In vitro dissolution testing is an important parameter for predicting a product’s efficacy. Gelatin and pullulan capsules show reliable dissolution. However, gelatin is incompatible with formulations containing aldehydic functional group; formaldehyde produced by Maillard reaction with lactose, forms an insoluble pellicle that retards dissolution. Environmental factors like UV light, high relative humidity (75%), temperature (>40°C) can also induce gelatin crosslinking. Gelatin crosslinking which occurs due to chemical reactions between the amino acids or peptide chains of gelatin can result in a slower release or no release of drug. High humidity and temperature, excessive exposure to light, interaction between capsule shell and its contents may have individual or synergistic roles in delaying the in vitro dissolution time of gelatin which adversely affects bioavailability.   
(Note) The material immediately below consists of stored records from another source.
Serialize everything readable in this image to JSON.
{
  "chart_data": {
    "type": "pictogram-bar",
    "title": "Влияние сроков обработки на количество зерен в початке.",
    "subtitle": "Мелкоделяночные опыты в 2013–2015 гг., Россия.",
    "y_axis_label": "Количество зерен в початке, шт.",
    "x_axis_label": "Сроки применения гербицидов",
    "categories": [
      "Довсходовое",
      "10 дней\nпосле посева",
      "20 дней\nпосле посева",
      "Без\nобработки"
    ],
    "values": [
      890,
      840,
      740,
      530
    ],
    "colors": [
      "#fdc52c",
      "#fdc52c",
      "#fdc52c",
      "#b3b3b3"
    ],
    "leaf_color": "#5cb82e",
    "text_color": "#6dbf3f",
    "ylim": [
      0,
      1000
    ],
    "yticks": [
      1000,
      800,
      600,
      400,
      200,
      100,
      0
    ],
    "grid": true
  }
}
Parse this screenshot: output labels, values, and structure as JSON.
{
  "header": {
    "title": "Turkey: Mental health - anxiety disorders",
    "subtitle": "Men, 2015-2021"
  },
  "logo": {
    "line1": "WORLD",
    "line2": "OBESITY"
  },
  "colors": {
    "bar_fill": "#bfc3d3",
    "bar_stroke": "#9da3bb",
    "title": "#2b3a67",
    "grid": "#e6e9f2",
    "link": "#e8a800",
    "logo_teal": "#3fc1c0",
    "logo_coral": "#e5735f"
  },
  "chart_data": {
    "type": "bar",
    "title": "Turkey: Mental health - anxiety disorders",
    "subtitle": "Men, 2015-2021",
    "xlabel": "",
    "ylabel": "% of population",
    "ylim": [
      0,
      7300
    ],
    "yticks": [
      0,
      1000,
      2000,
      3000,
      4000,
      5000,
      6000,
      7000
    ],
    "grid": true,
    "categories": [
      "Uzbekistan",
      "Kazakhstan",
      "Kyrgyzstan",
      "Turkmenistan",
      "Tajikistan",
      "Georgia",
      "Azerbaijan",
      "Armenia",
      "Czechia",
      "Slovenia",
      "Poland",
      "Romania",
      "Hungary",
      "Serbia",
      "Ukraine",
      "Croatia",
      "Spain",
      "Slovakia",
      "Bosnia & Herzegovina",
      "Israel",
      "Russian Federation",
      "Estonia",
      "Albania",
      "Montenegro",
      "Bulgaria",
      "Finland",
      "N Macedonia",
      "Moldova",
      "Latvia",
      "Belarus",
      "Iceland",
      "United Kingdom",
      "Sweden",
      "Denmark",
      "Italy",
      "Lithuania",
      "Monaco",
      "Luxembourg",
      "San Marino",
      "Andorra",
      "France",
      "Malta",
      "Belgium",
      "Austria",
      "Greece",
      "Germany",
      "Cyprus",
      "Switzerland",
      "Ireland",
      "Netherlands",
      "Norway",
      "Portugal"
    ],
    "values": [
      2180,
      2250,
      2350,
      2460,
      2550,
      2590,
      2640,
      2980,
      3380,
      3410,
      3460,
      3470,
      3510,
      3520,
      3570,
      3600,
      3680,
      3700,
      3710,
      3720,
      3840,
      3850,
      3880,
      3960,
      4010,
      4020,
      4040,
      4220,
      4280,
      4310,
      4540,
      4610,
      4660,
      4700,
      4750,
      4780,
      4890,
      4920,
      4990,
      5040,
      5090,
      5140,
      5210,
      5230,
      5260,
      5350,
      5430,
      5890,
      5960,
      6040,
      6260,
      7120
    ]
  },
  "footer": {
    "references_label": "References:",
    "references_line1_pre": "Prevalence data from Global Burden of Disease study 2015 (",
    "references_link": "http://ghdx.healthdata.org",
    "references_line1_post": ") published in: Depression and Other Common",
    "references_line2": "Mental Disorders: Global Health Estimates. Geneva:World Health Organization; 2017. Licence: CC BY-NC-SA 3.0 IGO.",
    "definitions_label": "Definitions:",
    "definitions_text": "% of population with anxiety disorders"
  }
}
The in vivo and in vitro performances of HPMC capsules depend largely on the capsule shell composition and manufacturing process. Achieving the desired dissolution criterion with regular HPMC capsules can sometimes be challenging since its opening is unpredictable. However, a new variant of HPMC capsules, manufactured by thermogelation process, eliminates the use of gelling system (used in regular HPMC variant), show superior dissolution that is comparable to gelatin.  


In general, HPMC and pullulan capsules can be regarded as noteworthy alternative to gelatin capsules, with the potential for greater acceptability by manufacturers, regulators and patients. They successfully resolve severalchallenges posed by gelatin capsules. 

  1. Yang, N., Chen, H., Jin, Z., Hou, J., Zhang, Y., Han, H., … & Guo, S. (2020). Moisture sorption and desorption properties of gelatin, HPMC and pullulan hard capsules. International Journal of Biological Macromolecules. 
  2. Kathpalia, H., Sharma, K., & Doshi, G. (2014). Recent trends in Hard Gelatin capsule delivery System. Journal of Advanced Pharmacy Education & Research Apr-Jun, 4(2). 
  3. Al-Tabakha, M. M. (2010). HPMC capsules: current status and future prospects. Journal of Pharmacy & Pharmaceutical Sciences, 13(3), 428-442. 
  4. Sakata, Y., & Otsuka, M. (2009). Evaluation of relationship between molecular behaviour and mechanical strength of pullulan films. International Journal of Pharmaceutics, 374(1-2), 33-38.